1. A power storage element is provided with:

an electrode body in which a plurality of electrode plates are laminated, the electrode body being elongated in a predetermined direction intersecting the lamination direction;

A container accommodating the electrode body and being elongated in the given direction; and

a positive electrode terminal and a negative electrode terminal electrically connected to the electrode body,

the electrode body is provided with:

an electrode body main body:

a pair of connection parts protruding from one end of the electrode body main body in the predetermined direction and electrically connected to the positive electrode terminal and the negative electrode terminal,

a convex portion in which the pair of connecting portions are arranged is formed at one end portion of the container in the predetermined direction.

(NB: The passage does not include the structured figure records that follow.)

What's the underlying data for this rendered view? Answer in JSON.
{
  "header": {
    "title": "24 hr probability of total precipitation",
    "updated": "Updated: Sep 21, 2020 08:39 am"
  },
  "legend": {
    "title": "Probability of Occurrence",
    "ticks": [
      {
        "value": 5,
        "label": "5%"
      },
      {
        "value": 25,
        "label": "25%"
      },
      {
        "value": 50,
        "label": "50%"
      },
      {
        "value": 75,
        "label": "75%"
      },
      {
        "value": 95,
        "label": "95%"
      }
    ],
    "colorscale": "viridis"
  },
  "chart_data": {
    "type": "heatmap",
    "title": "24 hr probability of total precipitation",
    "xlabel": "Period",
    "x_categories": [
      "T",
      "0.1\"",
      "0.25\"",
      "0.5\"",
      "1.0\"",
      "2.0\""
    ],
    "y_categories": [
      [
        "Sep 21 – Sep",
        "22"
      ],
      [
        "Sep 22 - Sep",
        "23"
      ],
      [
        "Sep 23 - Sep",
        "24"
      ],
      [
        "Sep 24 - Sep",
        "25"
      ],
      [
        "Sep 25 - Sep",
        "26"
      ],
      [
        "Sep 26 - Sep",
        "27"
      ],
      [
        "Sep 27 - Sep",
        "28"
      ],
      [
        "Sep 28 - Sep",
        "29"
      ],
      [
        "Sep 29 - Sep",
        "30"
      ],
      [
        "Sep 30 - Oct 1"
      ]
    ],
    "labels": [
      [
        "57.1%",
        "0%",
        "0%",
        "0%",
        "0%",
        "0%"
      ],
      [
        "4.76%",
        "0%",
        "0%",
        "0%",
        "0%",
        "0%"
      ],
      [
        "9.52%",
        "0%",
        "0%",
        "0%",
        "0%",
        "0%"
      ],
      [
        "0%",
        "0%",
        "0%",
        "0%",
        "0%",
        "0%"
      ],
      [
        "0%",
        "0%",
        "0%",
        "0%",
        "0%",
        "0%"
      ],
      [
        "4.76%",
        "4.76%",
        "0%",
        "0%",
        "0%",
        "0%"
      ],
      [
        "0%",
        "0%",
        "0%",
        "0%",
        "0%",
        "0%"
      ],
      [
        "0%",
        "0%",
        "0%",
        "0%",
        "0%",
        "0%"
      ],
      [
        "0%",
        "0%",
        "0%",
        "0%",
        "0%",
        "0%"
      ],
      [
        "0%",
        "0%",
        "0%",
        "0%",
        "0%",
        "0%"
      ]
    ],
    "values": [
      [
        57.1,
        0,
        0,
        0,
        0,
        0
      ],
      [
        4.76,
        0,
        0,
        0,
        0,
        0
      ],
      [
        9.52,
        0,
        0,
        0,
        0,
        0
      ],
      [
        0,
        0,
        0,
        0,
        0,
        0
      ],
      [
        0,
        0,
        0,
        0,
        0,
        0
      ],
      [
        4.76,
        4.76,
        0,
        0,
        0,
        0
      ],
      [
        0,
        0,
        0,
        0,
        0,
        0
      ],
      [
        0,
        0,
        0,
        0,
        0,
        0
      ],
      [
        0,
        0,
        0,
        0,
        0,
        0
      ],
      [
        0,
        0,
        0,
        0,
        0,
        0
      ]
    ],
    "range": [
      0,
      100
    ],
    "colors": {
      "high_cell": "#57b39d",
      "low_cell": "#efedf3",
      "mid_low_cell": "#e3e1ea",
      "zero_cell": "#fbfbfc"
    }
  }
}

2. The electricity storage element according to claim 1, wherein,

the other end portion of the container in the given direction is formed in a flat shape.

3. The electricity storage element according to claim 1 or 2, wherein,

a pair of concave portions sandwiching the convex portion are formed at the one end portion of the container,

the positive electrode terminal is disposed in one of the pair of recesses, and the negative electrode terminal is disposed in the other recess.

4. The electricity storage element according to claim 3, wherein,

the protruding portion has a pair of terminal installation surfaces facing each other in the direction in which the pair of connection portions are arranged,

the positive electrode terminal is disposed on one of the pair of terminal mounting surfaces, and the negative electrode terminal is disposed on the other terminal mounting surface.

5. The electricity storage element according to claim 1, wherein,

the electrode body is provided with: a pair of other connection parts protruding from the other end part in the given direction and electrically connected to the other positive electrode terminal and the other negative electrode terminal,

at the other end portion of the container in the predetermined direction, another convex portion is formed in which the pair of other connecting portions are arranged.

6. The electricity storage element according to claim 1 or 2, wherein,

the electrode body is formed by winding the plurality of electrode plates in a winding axis direction with the predetermined direction.